One of our recent grantees in this area is the Resilient Richland Initiative (RRI) in Columbia, South Carolina, one of several NFF-funded projects that are working to address trauma-informed care. Once ACEs have been diagnosed, the goal is to create resilience in the individual in which it has been diagnosed, with a focus on the assets — as opposed to risks and deficits — that he or she possesses, including such things as coping skills and family and community supports.
Our own strategy to address resilience has deferred to organizations in the health and social services arenas. Upon further consideration, however, we've begun to see our local arts community as an important and perhaps overlooked asset.

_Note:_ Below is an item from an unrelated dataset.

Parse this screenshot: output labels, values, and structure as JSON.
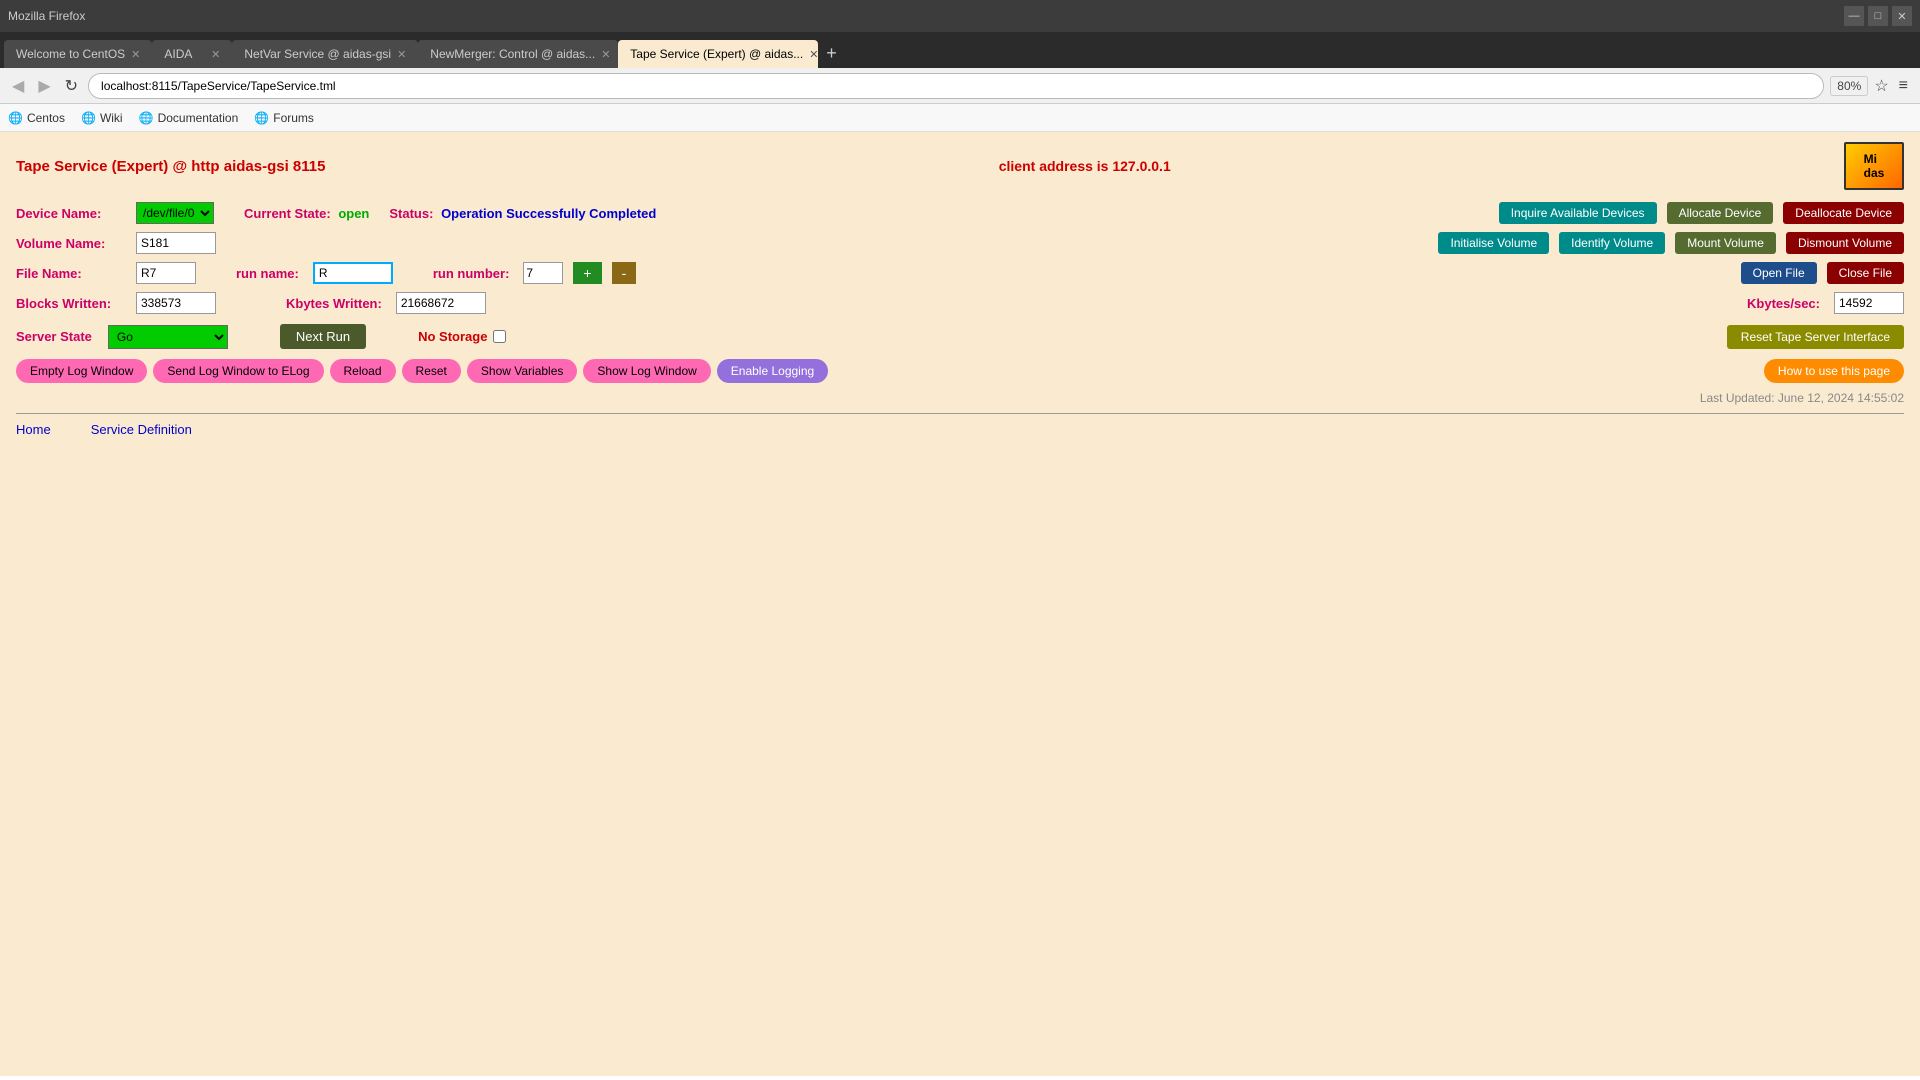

Many of the arts programs we support play an invaluable, if underappreciated, role in addressing this piece of the poverty puzzle.
Trauma produces isolation, a feeling of "I am in this alone." Arts programming — be it music, theater, or visual arts — helps erase that sense of aloneness and provides a platform for building the kind of resilience all of us, but especially young people who have struggled with ACEs, need.
For vulnerable youngsters in need of connection, a community theater company can serve as a second family. Through our grantmaking, we have found that access to adequately funded music programs such as Education Through Music provide hope and spiritual buoyancy to children and their families, many of which quietly struggle from crisis to crisis.